Fosil Homo Floresiensis ditemukan di sebuah situs gua bukit karst di Flores, Kabupaten Manggarai, NTT, yang bernama Liang Bua. Karena tubuhnya mini, Homo Floresiensis kerap dijuluki manusia hobbit.
Penelitian di situs ini pertama kali dilakukan oleh Theodore Verhoeven, seorang pastor dari Belanda yang mengajar di Seminari Mataloko, Ngada, Flores Tengah. Riset di situs ini lantas dilanjutkan Pusat Penelitian Arkeologi Nasional.
Penemuan fosil manusia purba Homo Floresiensis terjadi pada 2003 dan sempat menggemparkan dunia arkeologi internasional. Situs Liang Bua diperkirakan berusia 60.000-100.000 tahun, dan alat baru Homo Floresiensis diduga sudah ada sejak 50.000-190.000 tahun yang lalu.
Homo Soloensis
Fosil manusia purba jenis Homo Soloensis ditemukan oleh Ter Haar, Oppenoorth, dan Gustav Heinrich Ralph von Koenigswald pada tahun 1931-1933 di Desa Sangiran, Kabupaten Sragen. Diperkirakan manusia purba ini hidup pada 300-900 ribu tahun lalu.

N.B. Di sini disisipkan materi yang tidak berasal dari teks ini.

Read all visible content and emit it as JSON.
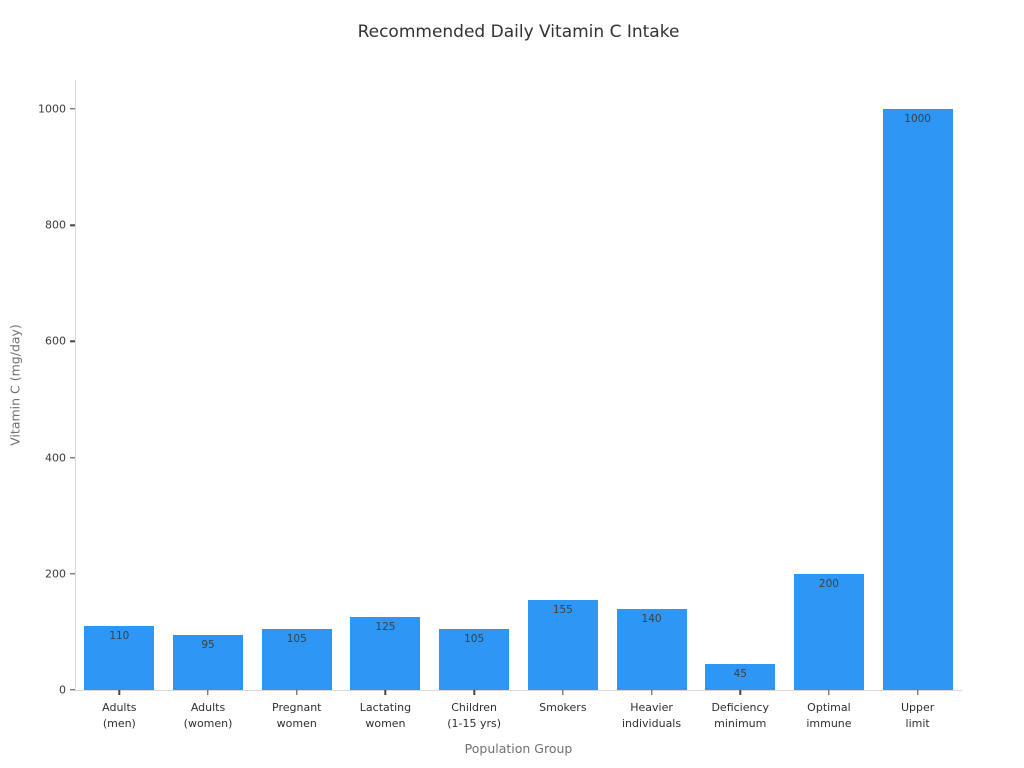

Ciri yang terlihat adalah tinggi badan mencapai 210 cm, struktur tulang wajah tidak mirip dengan manusia kera, dan volume otaknya dari 1.000 cc sampai 1.300 cc.
Homo Sapiens
Homo sapiens ini mendapat sebutan manusia cerdas. Volume otaknya mencapai 1.350-1.450 cc. Tinggi badannya antara 130-210 cm, dengan berat badan 30-150 kg. Diperkirakan homo sapiens hidup sejak 25.000-40.000 tahun lalu. Di Indonesia, sudah ada beberapa lokasi situs penemuan fosil homo sapiens.
Homo erectus dan homo sapiens mempunyai morfologi yang berbeda. Kerangka Homo erectus lebih kekar dan kompak daripada Homo sapiens. Ini mengindikasikan, secara fisik, Homo sapiens lebih lemah dibanding Homo erectus.
Namun, biometrik Homo sapiens menunjukkan karakter yang lebih berevolutif dan lebih canggih daripada Homo erectus. Kapasitas otak homo sapiens jauh lebih besar. Segi-segi morfologi dan tingkatan kepurbaannya menunjukkan perbedaan yang nyata di antara dua spesies yang berada dalam satu genus Homo tersebut. Homo sapiens tampil sebagai spesies sangat tangguh dalam beradaptasi dengan iklim dan sekaligus menyebar di dunia dengan cepat.
Sayangnya, kemunculan Homo sapiens sebagai manusia modern di bumi masih jadi perdebatan di ilmu paleoantropologi. Kapan, di mana, dan bagaimana proses transformasi dari Homo erectus ke Homo sapiens belum terjawab secara utuh.